Finding the orientation of a noisy ellipse
Consider the coordinates as complex numbers; let u+iv be the sum of their squares; take ½ arctan(v/u).
Later: Or rather, atan2(v,u)/2; if u<0, the naïve form above will give you the short axis instead. In Python, I'd use cmath.phase(z)/2.
Much later: I should have said in the first place that this is how to find the line through the origin that minimizes the squared distance of the sample points to the line. If the samples lie on an ellipse centred at the origin, it stands to reason that this line is close to the ellipse's long axis. But if the axis is not one of the sample lines, there may be a bias; one of these years I'll look into that.
I would assume that your points $(x_i,y_i)$, $i=1,\dots, N$ come from some normal bivariate distribution with mean $\bar x= 0$ and $\bar y = 0$. In such case you can easily find the covariance matrix: $$ \Sigma = \begin{pmatrix}a & b \\ b & c\end{pmatrix} $$ with these formulas: $$ a = \frac 1 N \sum_{i=1}^N x_i^2, \qquad b = \frac 1 N \sum_{i=1}^N x_i y_i, \qquad c = \frac 1 N \sum_{i=1}^N y_i^2. $$ Then you should compute the two eigenvectors of $\Sigma$ (or $\Sigma^{-1}$? ...to be checked) and corresponding eigenvalues. The direction you look for should be the eigenvector corresponding to the largest eigenvalue.
(see https://stats.stackexchange.com/questions/24380/how-to-get-ellipse-region-from-bivariate-normal-distributed-data)

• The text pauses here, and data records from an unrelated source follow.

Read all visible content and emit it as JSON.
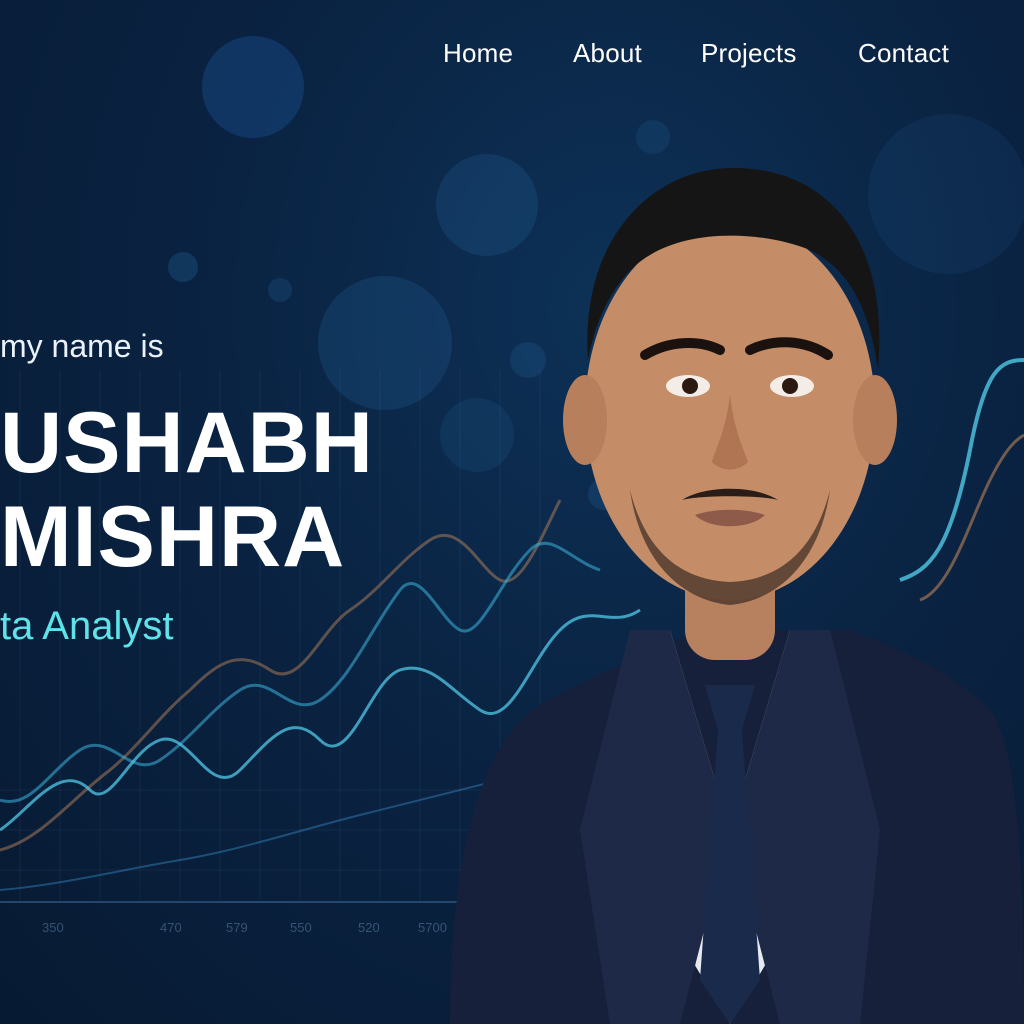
{
  "nav": {
    "items": [
      {
        "label": "Home"
      },
      {
        "label": "About"
      },
      {
        "label": "Projects"
      },
      {
        "label": "Contact"
      }
    ]
  },
  "hero": {
    "intro": "my name is",
    "name_line_1": "USHABH",
    "name_line_2": "MISHRA",
    "role": "ta Analyst"
  },
  "background_chart": {
    "tick_labels": [
      "350",
      "470",
      "579",
      "550",
      "520",
      "5700"
    ]
  },
  "colors": {
    "background": "#0a2342",
    "accent": "#5fe3ea",
    "text": "#ffffff"
  }
}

I would build an outer product tensor and find it's eigensystem. First to build the tensor: $${\bf T} = \sum_{samples}\left(\sum_{i=0}^{11} {\bf v}_i {\bf v}_i^T\right)$$
By the spectral theorem, since it will be symmetric (why?), $\bf T$ is then ensured to have ON system with eigenvalues $\lambda_k > 0$ and normalized eigenvectors ${\bf \hat e}_k$ $${\bf T} = \sum_{i=1}^{\dim({\bf T})} \lambda_i {\bf \hat e}_i{\bf \hat e}_i^T$$ Since they are real (non-negative even), we can sort them and any orientational bias would be if they differ from each other. You can measure this in many ways, maybe variance of eigenvalues, or just difference between smallest and largest and so on.
The benefit of using this method rather than many of the others proposed here is that it easily expands to any number of dimensions. Fourier transforms on spheres are tedious, complex numbers can treat two dimensions but already at three it become a nuisance and so on.